If these new Halloweens are about anything besides finding creative new ways to stab people (Spoiler alert: This time Michael tries a broken light tube!), it’s the destructive effects of trauma. In 2018’s Halloween, Laurie has been so twisted by her encounters with “The Boogeyman” that she nearly becomes one herself. In this film, Tommy and several other returning Halloween alumni (including Kyle Richards’ Lindsey and Nancy Stephens’ Marion Chambers, who both appeared in Carpenter’s film) hope to exorcise their own demons by hunting down Michael Myers — but in their frenzy to stop him, they become part of an ugly, violent mob.

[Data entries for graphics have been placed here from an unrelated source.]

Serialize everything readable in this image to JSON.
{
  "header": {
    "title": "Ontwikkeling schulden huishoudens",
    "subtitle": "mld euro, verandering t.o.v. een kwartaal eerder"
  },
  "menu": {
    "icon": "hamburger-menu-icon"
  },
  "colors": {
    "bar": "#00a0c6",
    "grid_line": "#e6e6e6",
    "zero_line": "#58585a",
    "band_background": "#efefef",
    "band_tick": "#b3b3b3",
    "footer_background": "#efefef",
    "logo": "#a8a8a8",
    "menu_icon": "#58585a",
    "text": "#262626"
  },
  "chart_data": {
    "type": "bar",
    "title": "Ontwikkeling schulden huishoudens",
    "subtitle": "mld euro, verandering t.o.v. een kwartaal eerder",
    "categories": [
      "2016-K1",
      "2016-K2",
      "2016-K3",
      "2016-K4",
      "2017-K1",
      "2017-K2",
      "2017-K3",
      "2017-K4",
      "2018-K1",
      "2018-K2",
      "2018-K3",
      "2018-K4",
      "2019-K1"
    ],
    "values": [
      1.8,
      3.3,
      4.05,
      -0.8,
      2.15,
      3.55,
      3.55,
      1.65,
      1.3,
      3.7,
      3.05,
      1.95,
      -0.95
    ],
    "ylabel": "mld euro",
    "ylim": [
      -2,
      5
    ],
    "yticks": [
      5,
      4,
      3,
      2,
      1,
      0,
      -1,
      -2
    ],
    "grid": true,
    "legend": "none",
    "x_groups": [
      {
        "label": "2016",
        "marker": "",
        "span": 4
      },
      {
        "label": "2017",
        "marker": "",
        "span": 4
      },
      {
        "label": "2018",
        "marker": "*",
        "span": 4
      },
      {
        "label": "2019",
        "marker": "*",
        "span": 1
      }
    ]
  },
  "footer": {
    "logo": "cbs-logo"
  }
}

Tommy’s gang should be even scarier than Michael Myers; they’re certainly a more relatable thing to fear than an unstoppable senior citizen in a William Shatner mask. In execution, the whole subplot misses the mark. The mob has their own ominous slogan — “Evil dies tonight!” — and they chant it so often it becomes an unintentional punchline. When they’re not chanting, they keep laying out Halloween Kills’ themes about fear and anger in several painfully on-the-noise monologues.
While the residents of Haddonfield are nominally fighting Michael Myers, their true enemy is their own dunderheaded decisions. This is a movie where a character gives a big speech about the importance of “strength in numbers” right before the entire casts splits up into small groups. A little while later, a character who heard that very same “strength in numbers” speech demands everyone he’s with wait in the car while he investigates a house alone. Was he just not paying attention?
In yet another scare sequence, two people realize that someone, likely Michael Myers, has broken into their house. They hear footsteps upstairs, but rather than make a run for it, they arm themselves with tiny knives and decide to investigate. (These characters may know about Michael Myers and his past crimes, but they have clearly never seen one of the Scream movies.) I won’t spoil what happens, but rest assured Haddonfield real estate is going to be a buyer’s market for the next few years. Everyone acts so stupidly and with so little regard for their own well-being, even by the low standards of slasher movie victims, that at a certain point it’s hard not to start rooting for Michael. At least he’s not an idiot.
Halloween Kills is a mess. Its hero barely appears for the first hour of the movie, and the new characters introduced to take her place act like dummies and/or lunatics. Green and McBride are smart filmmakers, so my instinct is to try to give them the benefit of the doubt; to argue that all of this was intended as social commentary about our angry, violent, terrified society. But it’s hard to make a cautionary tale about the danger of inventing imaginary Boogeymen in a movie about an actual Boogeyman hacking people to pieces, especially when Tommy and his vengeful buddies play their roles so broadly they make Michael’s antics seem relatively restrained in comparison.
The Haddonfield mob and Michael finally meet in a conclusion that is both deeply unsatisfying and a little confusing. And of course, it sets the table for another sequel, the already announced Halloween Ends. Frankly, it’s about time.